The subject lightens for the Delta and slide flavored “Catch That Train,” a tribute to chance meetings on the rails that lead to lasting friendships, while “Listen” offers up some sound advice: Fighting your obstacles doesn’t always work; often it’s best to separate yourself from the action and pay attention to what’s truly going on. Next up, “Narcissistic Blues” features Specter and Nye as it slams self-involved people with a true Chicago mid-tempo shuffle feel. Fouquet stretches out on the six-string for the pleasing instrumental “Coq A Doodlin’” next, giving the rhythm section space to shine, while “Black Cat Fever” – a tune that would have fit comfortably in a high-society saloon in the ‘50s — puts an interesting spin on being doomed after biting the apple and letting the serpent win.

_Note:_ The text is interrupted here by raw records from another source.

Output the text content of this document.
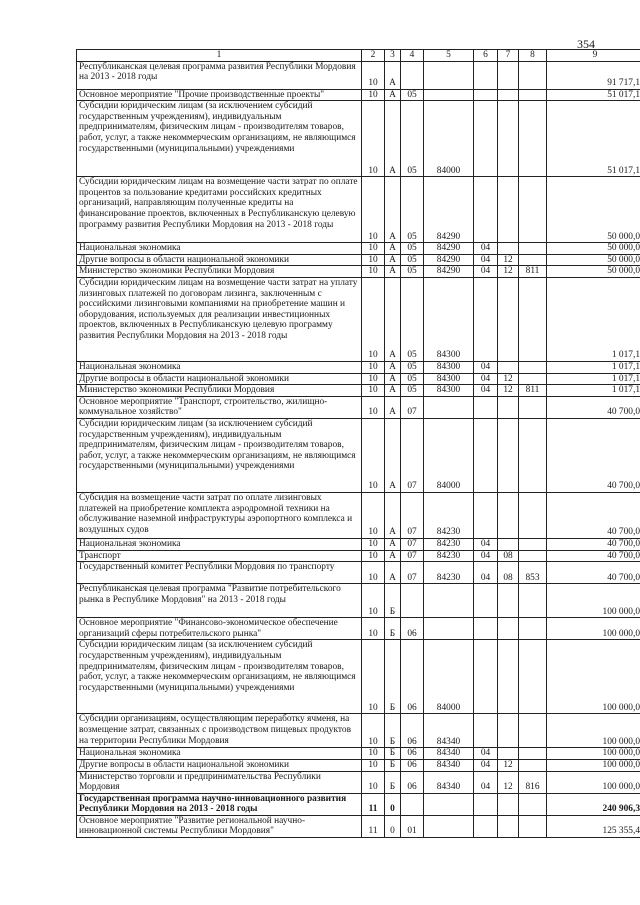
354
1	2	3	4	5	6	7	8	9
Республиканская целевая программа развития Республики Мордовия на 2013 - 2018 годы	10	А						91 717,1
Основное мероприятие "Прочие производственные проекты"	10	А	05					51 017,1
Субсидии юридическим лицам (за исключением субсидий государственным учреждениям), индивидуальным предпринимателям, физическим лицам - производителям товаров, работ, услуг, а также некоммерческим организациям, не являющимся государственными (муниципальными) учреждениями	10	А	05	84000				51 017,1
Субсидии юридическим лицам на возмещение части затрат по оплате процентов за пользование кредитами российских кредитных организаций, направляющим полученные кредиты на финансирование проектов, включенных в Республиканскую целевую программу развития Республики Мордовия на 2013 - 2018 годы	10	А	05	84290				50 000,0
Национальная экономика	10	А	05	84290	04			50 000,0
Другие вопросы в области национальной экономики	10	А	05	84290	04	12		50 000,0
Министерство экономики Республики Мордовия	10	А	05	84290	04	12	811	50 000,0
Субсидии юридическим лицам на возмещение части затрат на уплату лизинговых платежей по договорам лизинга, заключенным с российскими лизинговыми компаниями на приобретение машин и оборудования, используемых для реализации инвестиционных проектов, включенных в Республиканскую целевую программу развития Республики Мордовия на 2013 - 2018 годы	10	А	05	84300				1 017,1
Национальная экономика	10	А	05	84300	04			1 017,1
Другие вопросы в области национальной экономики	10	А	05	84300	04	12		1 017,1
Министерство экономики Республики Мордовия	10	А	05	84300	04	12	811	1 017,1
Основное мероприятие "Транспорт, строительство, жилищно-коммунальное хозяйство"	10	А	07					40 700,0
Субсидии юридическим лицам (за исключением субсидий государственным учреждениям), индивидуальным предпринимателям, физическим лицам - производителям товаров, работ, услуг, а также некоммерческим организациям, не являющимся государственными (муниципальными) учреждениями	10	А	07	84000				40 700,0
Субсидия на возмещение части затрат по оплате лизинговых платежей на приобретение комплекта аэродромной техники на обслуживание наземной инфраструктуры аэропортного комплекса и воздушных судов	10	А	07	84230				40 700,0
Национальная экономика	10	А	07	84230	04			40 700,0
Транспорт	10	А	07	84230	04	08		40 700,0
Государственный комитет Республики Мордовия по транспорту	10	А	07	84230	04	08	853	40 700,0
Республиканская целевая программа "Развитие потребительского рынка в Республике Мордовия" на 2013 - 2018 годы	10	Б						100 000,0
Основное мероприятие "Финансово-экономическое обеспечение организаций сферы потребительского рынка"	10	Б	06					100 000,0
Субсидии юридическим лицам (за исключением субсидий государственным учреждениям), индивидуальным предпринимателям, физическим лицам - производителям товаров, работ, услуг, а также некоммерческим организациям, не являющимся государственными (муниципальными) учреждениями	10	Б	06	84000				100 000,0
Субсидии организациям, осуществляющим переработку ячменя, на возмещение затрат, связанных с производством пищевых продуктов на территории Республики Мордовия	10	Б	06	84340				100 000,0
Национальная экономика	10	Б	06	84340	04			100 000,0
Другие вопросы в области национальной экономики	10	Б	06	84340	04	12		100 000,0
Министерство торговли и предпринимательства Республики Мордовия	10	Б	06	84340	04	12	816	100 000,0
Государственная программа научно-инновационного развития Республики Мордовия на 2013 - 2018 годы	11	0						240 906,3
Основное мероприятие "Развитие региональной научно-инновационной системы Республики Мордовия"	11	0	01					125 355,4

“Respect Your Sisters” delivers a funky warning to lady friends who talk behind Lil’ Red’s back before the jazzy “TicToc” sings about a man who’s late in arriving for a date with Lil’ Red discovering much too late that he’d simply fallen asleep at home. The theme continues with “Hey Mister Mister,” who’s bringing the lady down, before the instrumental guitar bonanza “Big Boy Boogie,” “Chicken Scratch,” which describes Lil’ Red’s first meeting in France with Pascal with a Howlin’ Wolf tune playing in the background, and the ballad “Occupy My Mind” bring the action to a close.

Relaxed and sweet throughout, Soul Burnin’ is totally enjoyable blues with a cabaret jazz feel. Available through Amazon, this one’s for you if you’re adventurous. It’s original and different.